Sufría entonces España un centralismo administrativo y un uniformismo político de carácter jacobino heredado de la Revolución Francesa que en palabras de Mella «acabó con las libertades municipales, con los gremios, las Corporaciones, toda la antigua organización, reuniendo el poder en un solo punto y creando el absolutismo más tiránico, ya que éste no existe sólo cuando lo ejerce un monarca, sino cuando lo impone un grupo que tiene en sus manos las Cámaras que él mismo ha creado». Provincias iguales, municipios uniformes: todo dependiente de los Gobernadores Civiles representantes del Ministro de la Gobernación. Sólo se salvaron, en pequeña parte, de esa uniformación general las provincias forales del Norte por efecto de las guerras carlistas.

A este centralismo odioso se ha querido oponer un autonomismo regional que linda en muchos casos con el separatismo (el hoy llamado «Estado de las Autonomías»), pero siempre sobre la base del Estado liberal o democrático. La tesis de Mella en aquel discurso fue que ese autonomismo sobre la base del régimen individualista de partidos políticos, lejos de crear una contención al absolutismo centralista, no hace sino multiplicarlo y acercar su peligrosidad a las víctimas definitivas, que son los individuos y las familias.

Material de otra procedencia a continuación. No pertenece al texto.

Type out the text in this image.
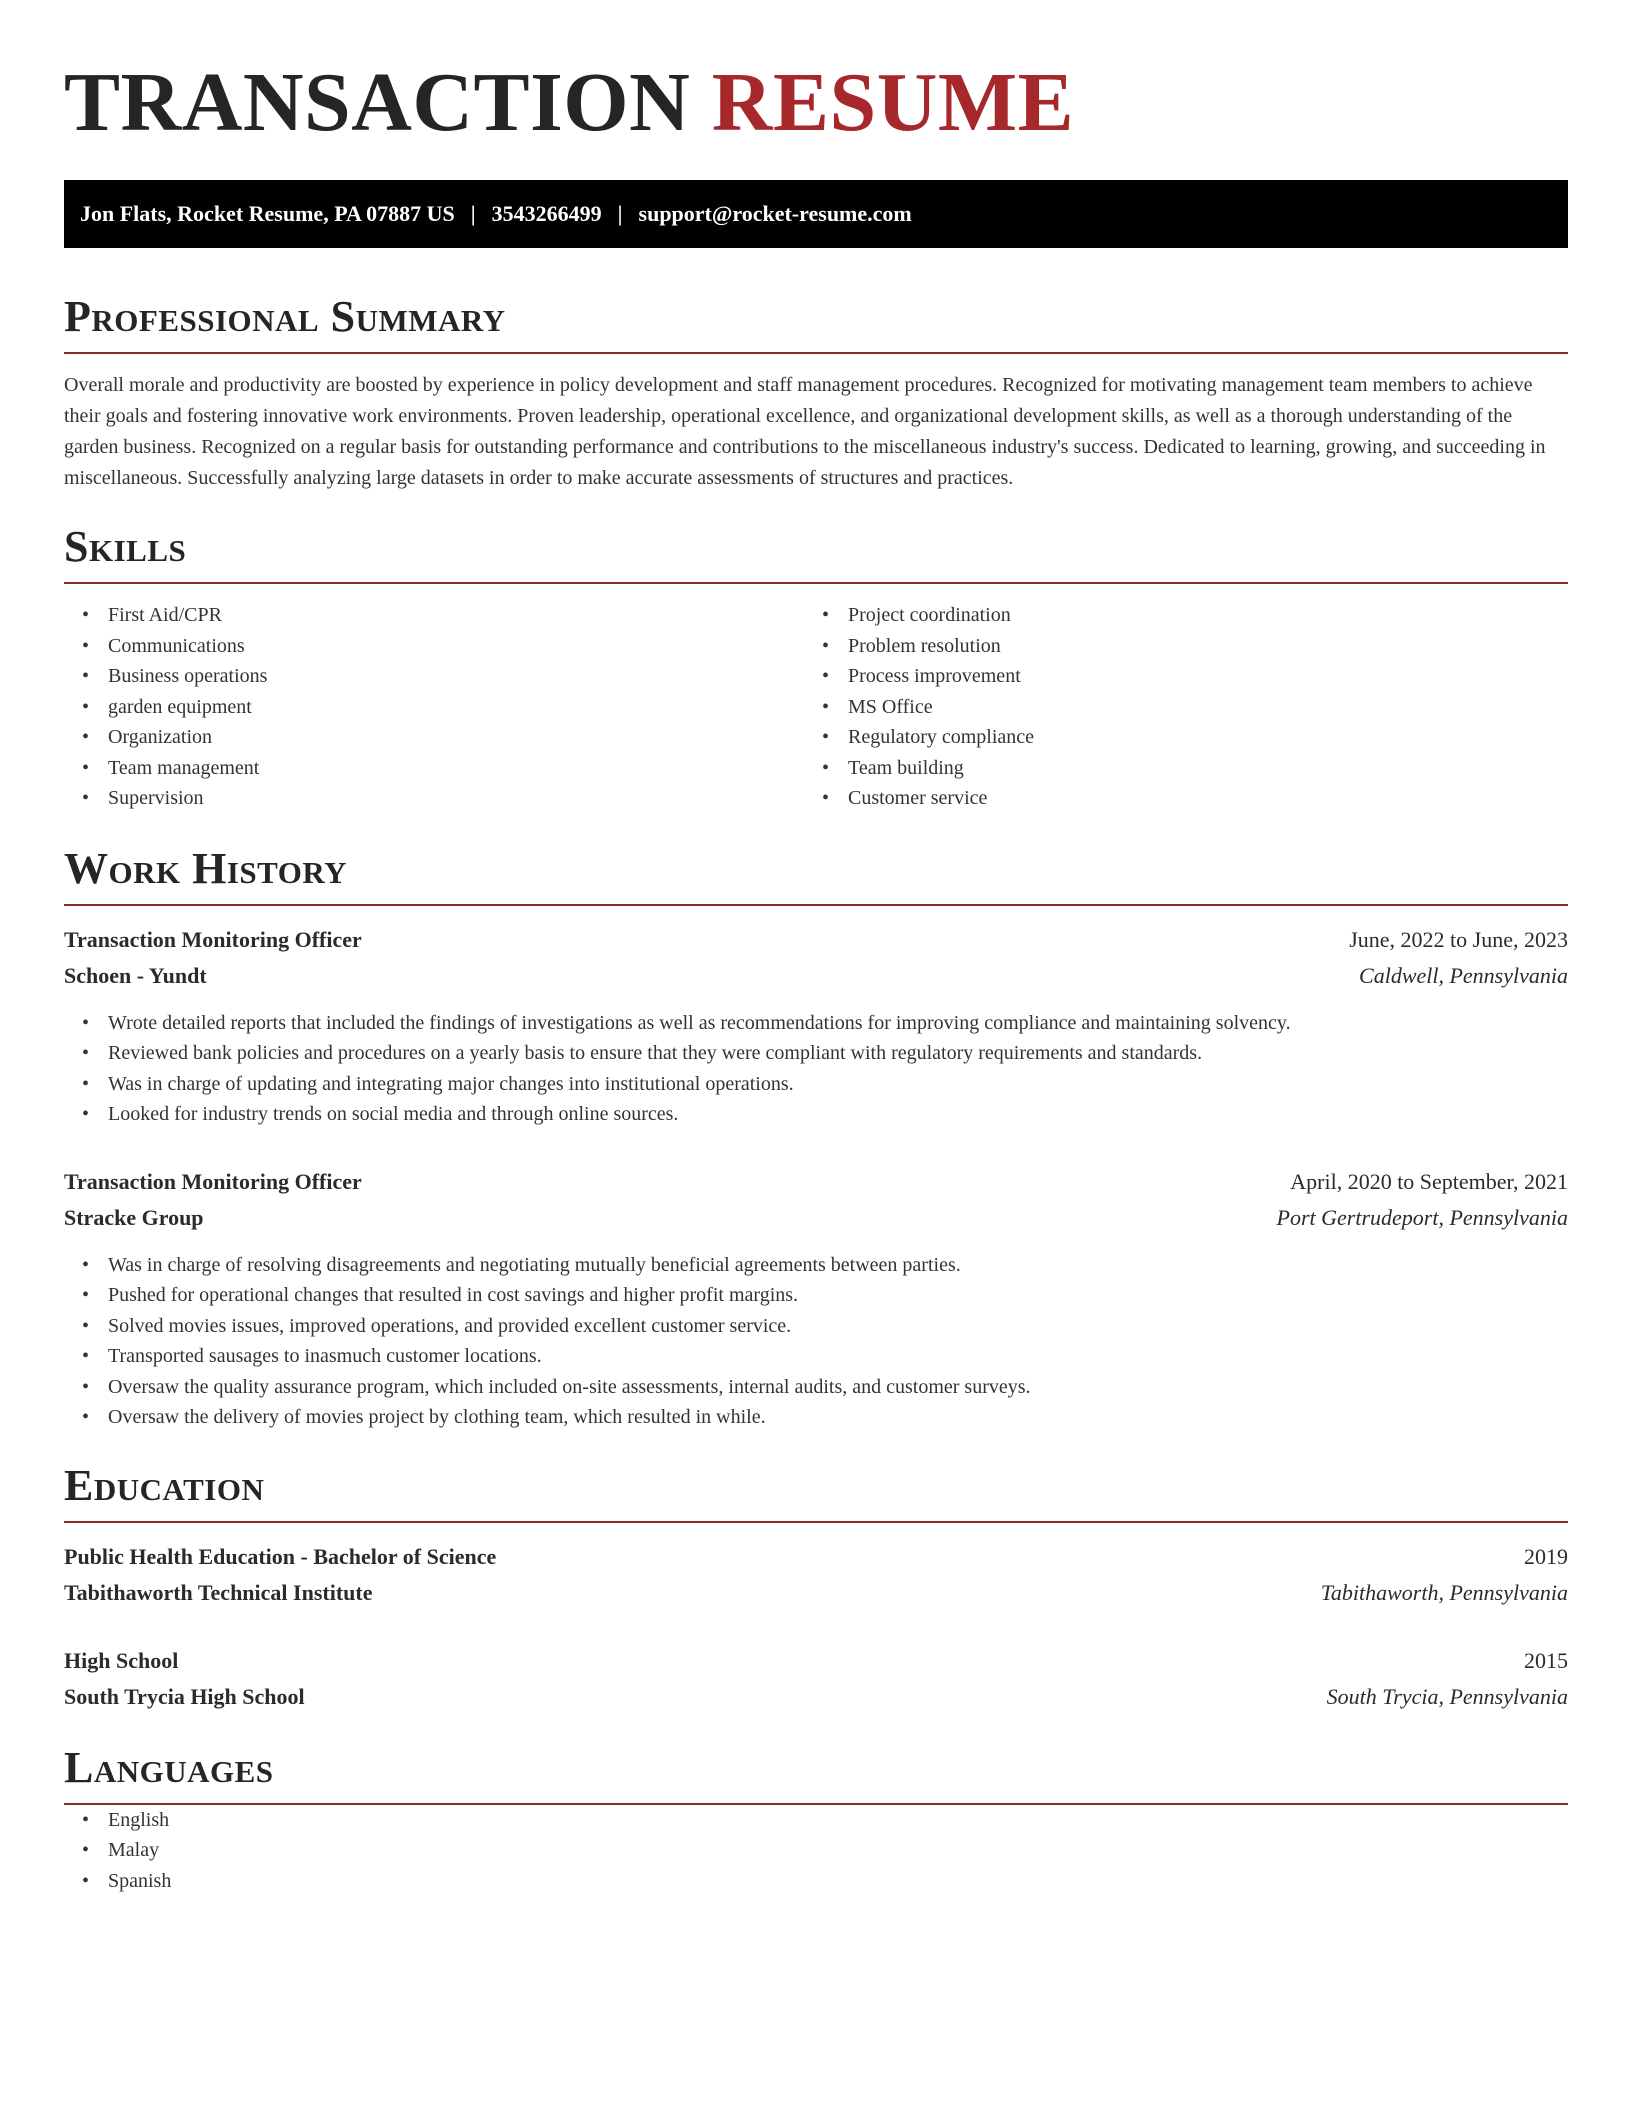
TRANSACTION RESUME
Jon Flats, Rocket Resume, PA 07887 US | 3543266499 | support@rocket-resume.com
Professional Summary

Overall morale and productivity are boosted by experience in policy development and staff management procedures. Recognized for motivating management team members to achieve their goals and fostering innovative work environments. Proven leadership, operational excellence, and organizational development skills, as well as a thorough understanding of the garden business. Recognized on a regular basis for outstanding performance and contributions to the miscellaneous industry's success. Dedicated to learning, growing, and succeeding in miscellaneous. Successfully analyzing large datasets in order to make accurate assessments of structures and practices.

Skills
• First Aid/CPR
• Communications
• Business operations
• garden equipment
• Organization
• Team management
• Supervision
• Project coordination
• Problem resolution
• Process improvement
• MS Office
• Regulatory compliance
• Team building
• Customer service
Work History
Transaction Monitoring Officer	June, 2022 to June, 2023
Schoen - Yundt	Caldwell, Pennsylvania
• Wrote detailed reports that included the findings of investigations as well as recommendations for improving compliance and maintaining solvency.
• Reviewed bank policies and procedures on a yearly basis to ensure that they were compliant with regulatory requirements and standards.
• Was in charge of updating and integrating major changes into institutional operations.
• Looked for industry trends on social media and through online sources.
Transaction Monitoring Officer	April, 2020 to September, 2021
Stracke Group	Port Gertrudeport, Pennsylvania
• Was in charge of resolving disagreements and negotiating mutually beneficial agreements between parties.
• Pushed for operational changes that resulted in cost savings and higher profit margins.
• Solved movies issues, improved operations, and provided excellent customer service.
• Transported sausages to inasmuch customer locations.
• Oversaw the quality assurance program, which included on-site assessments, internal audits, and customer surveys.
• Oversaw the delivery of movies project by clothing team, which resulted in while.
Education
Public Health Education - Bachelor of Science	2019
Tabithaworth Technical Institute	Tabithaworth, Pennsylvania
High School	2015
South Trycia High School	South Trycia, Pennsylvania
Languages
• English
• Malay
• Spanish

El autonomismo actual cree que el centralismo estatal se combate rompiendo o disminuyendo el vínculo de las regiones (o «autonomías) con el poder central y transfiriendo a éstas las competencias que eran exclusivas de aquél. Pero la cuestión esencial no reside en eso. Si previamente se ha establecido, con el principio de la democracia inorgánica, que el poder -todo el poder- procede de la llamada voluntad general o sufragio universal, el poder seguirá estando en los partidos políticos (o en los políticos de profesión) que son quienes organizan y se benefician del sufragio. Y los partidos -cualquiera sea su signo- coinciden siempre en ampliar su poder e influencia eliminando o cercenando las autonomías inferiores (municipios, corporaciones, familias) que puedan oponer un límite a su indefinida expansión. Con lo cual en cada autonomía regional se creará inmediatamente un nuevo centralismo análogo pero más dañino por su cercanía que aquel de que se había partido. Porque la verdadera «soberanía social» (en lenguaje de Mella), que debe oponerse al absolutismo de la «soberanía política», estaba hecha en régimen tradicional de costumbres y de fueros, de hábitos de autogobierno y de libertad, tanto municipales como laborales, que los pueblos defendían como su patrimonio propio, intangible. («privilegios» en sentido despectivo para los liberales). Si todo esto se anula o destruye, el camino está abierto para la expansión indefinida del centralismo uniformista, sea regional o estatal.

Como dijo Mella en aquel discurso de Bilbao: «Si pudiera darse un descuajamiento del Estado actual en varias autonomías, el problema centralista volvería a darse en cada una de ellas. La Autonomía separada con relación a lo que existía, ¿afirmaría y establecería una jerarquía social, el municipio autárquico, las comarcas libres? Podéis asegurar que, por ejemplo, una Cataluña formando Estado aparte no se habría descentralizado más que con relación al Estado de que se había separado: dentro del nuevo surgiría una concentración de poder nueva que aplastaría dentro de sí el principio autonomista. Se trataría sólo de una siembra de centralismos en todo análogos a aquel de que se partió».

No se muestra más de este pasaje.